Le milieu de Flaubert n’est donc pas aussi exigu que son érémitisme (bien réel cependant) le laisse accroire, ce qui facilite la tâche d’un directeur de dictionnaire ayant une visée encyclopédique. Pour pouvoir produire un « tout Flaubert » en un ensemble d’environ 1300 notices, nous avons particulièrement travaillé sur les axes récurrents chez notre auteur, noms de personnes (qu’il s’agisse de personnes réelles ou inventées 9dans le cas des personnages), noms de lieux (apparaissant à la fois dans la vie et dans les textes), moments ayant des conséquences littéraires (par exemple une notice « péroné » à cause de la fêlure qui en 1879 interfère grandement avec l’écriture de Bouvard et Pécuchet et vaut à Flaubert une publicité dont il se serait bien passé), autres aspects biographiques (tels les « rentes » ou la « ruine ») ou intérêts particuliers, que ce soit de manière positive (philosophie, mythe, religion) ou négative (bourgeois, bêtise, politique), expressions typiquement flaubertiennes (surnoms, mots inventés), voire objets réels (« pipe ») ou fictifs (le « porte-cigares » de Madame Bovary). Flaubert ayant vécu pour son œuvre, nous l’avons certes privilégiée, avec des notices concernant les textes publiés ou encore inédits à sa mort, ainsi que les projets, les thèmes récurrents souvent qualifiés de pessimistes (insatisfaction, désillusion, échec, etc.), les motifs importants dans l’œuvre (bandeau, gorge-de-pigeon, pied, par exemple) ou dans sa production (cabinet de travail, plume – l’auteur se qualifiant lui-même d’« homme-plume »), sans oublier les techniques, puisque Flaubert a révolutionné la prose grâce à sa conception particulière de l’écriture en tant que travail : atteindre le Beau avec force ratures, sur de nombreuses pages toujours recommencées jusqu’à ce que la recherche du « mot juste » soit satisfaite, les brouillons l’attestent constamment. Et, comme Maupassant l’écrit dans son article paru dans L’Écho de Paris en 1890, « Gustave Flaubert fut dominé durant son existence entière par une passion unique et deux amours : cette passion fut celle de la Prose française ; un des amours pour sa mère, l’autre pour les livres » ; nous avons donc aussi introduit cette dernière dimension, avec des notices concernant les écrivains que Flaubert lisait pour le plaisir ou par nécessité (notamment quand ils lui envoyaient leur dernier livre publié) et les ouvrages qui ont compté pour lui, et pour diverses raisons, comme Don Quichotte dès son enfance.

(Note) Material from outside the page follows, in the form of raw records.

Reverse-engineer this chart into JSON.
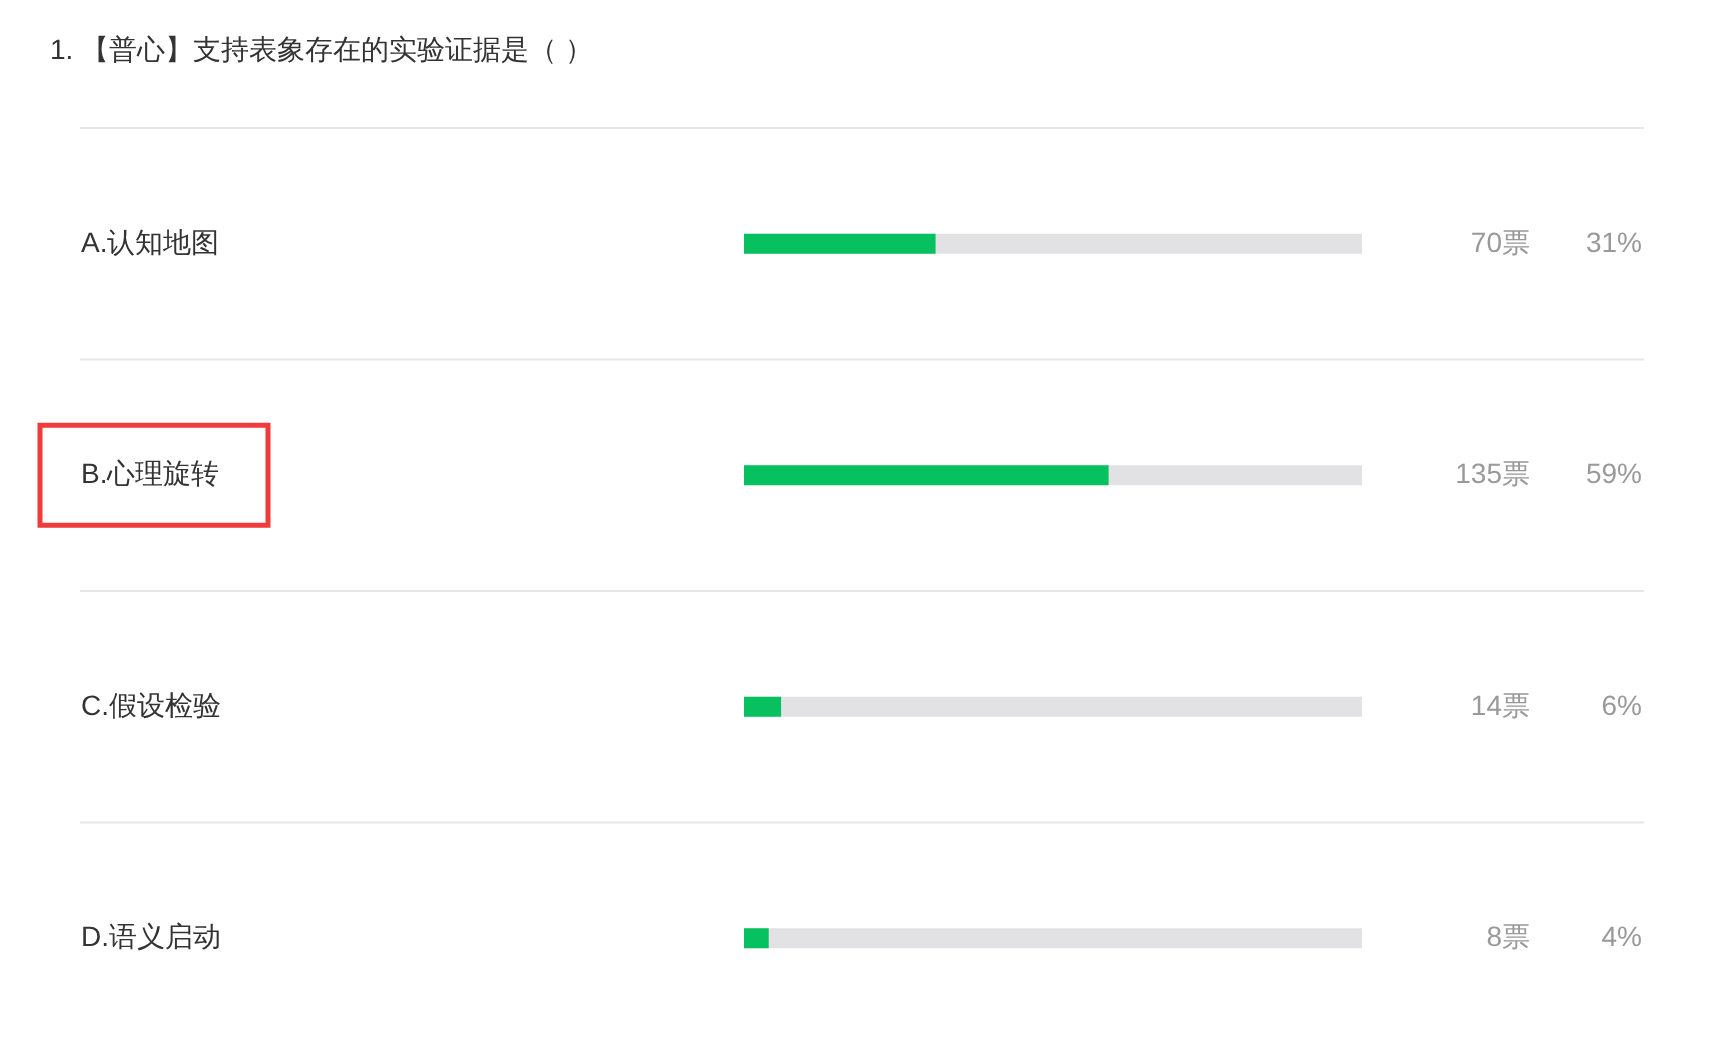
{
  "chart_data": {
    "type": "bar",
    "orientation": "horizontal",
    "title": "1. 【普心】支持表象存在的实验证据是（ ）",
    "categories": [
      "A.认知地图",
      "B.心理旋转",
      "C.假设检验",
      "D.语义启动"
    ],
    "values": [
      31,
      59,
      6,
      4
    ],
    "color": "#07c160",
    "value_labels": [
      "31%",
      "59%",
      "6%",
      "4%"
    ],
    "annotations": [
      "70票",
      "135票",
      "14票",
      "8票"
    ],
    "xlim": [
      0,
      100
    ],
    "tick_labels": "y",
    "grid": "y"
  }
}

D’ailleurs, le concept même de dictionnaire sied particulièrement à Flaubert, et ce non seulement parce qu’il « couchait » avec les dictionnaires pour vérifier la correction grammaticale de ses phrases (« Je couche avec la Grammaire des grammaires et le dictionnaire de l’Académie surcharge mon tapis vert », écrit-il aux Goncourt le 13 septembre 1862 alors qu’il s’attache aux dernières corrections, épuisantes, de Salammbô), mais encore parce qu’il rêvait depuis très longtemps, probablement depuis le milieu des années 1840, de fabriquer un dictionnaire sur un sujet qui le passionnait : les idées reçues. Il le mentionne pour la première fois dans une lettre à Louis Bouilhet alors qu’il se trouve à 10Damas : « Tu fais bien de songer au Dictionnaire des Idées Reçues. Ce livre complètement fait et précédé d’une bonne préface […] arrangée de telle manière que le lecteur ne sache pas si on se fout de lui, oui ou non, ce serait peut-être une œuvre étrange » (lettre du 4 septembre 1850) ; il s’y attellera surtout parallèlement à la rédaction de Bouvard et Pécuchet. Même si le projet est resté inachevé à cause de la mort de Flaubert, de nombreuses entrées ont été rédigées. L’une d’elles, justement, s’intitule « Dictionnaire », et l’écrivain y note avec ironie : « En rire – n’est fait que pour les ignorants ». Loin de nous, bien entendu, la volonté de souscrire à l’idée reçue ; ce dictionnaire d’auteur, se voulant un outil de référence ou de travail, s’adresse à un large public intéressé par Flaubert, étudiants, amateurs ou spécialistes, qui pourront passer d’une entrée à l’autre grâce à un riche système de renvois, et ainsi cheminer à loisir dans les aspects divers du monde flaubertien.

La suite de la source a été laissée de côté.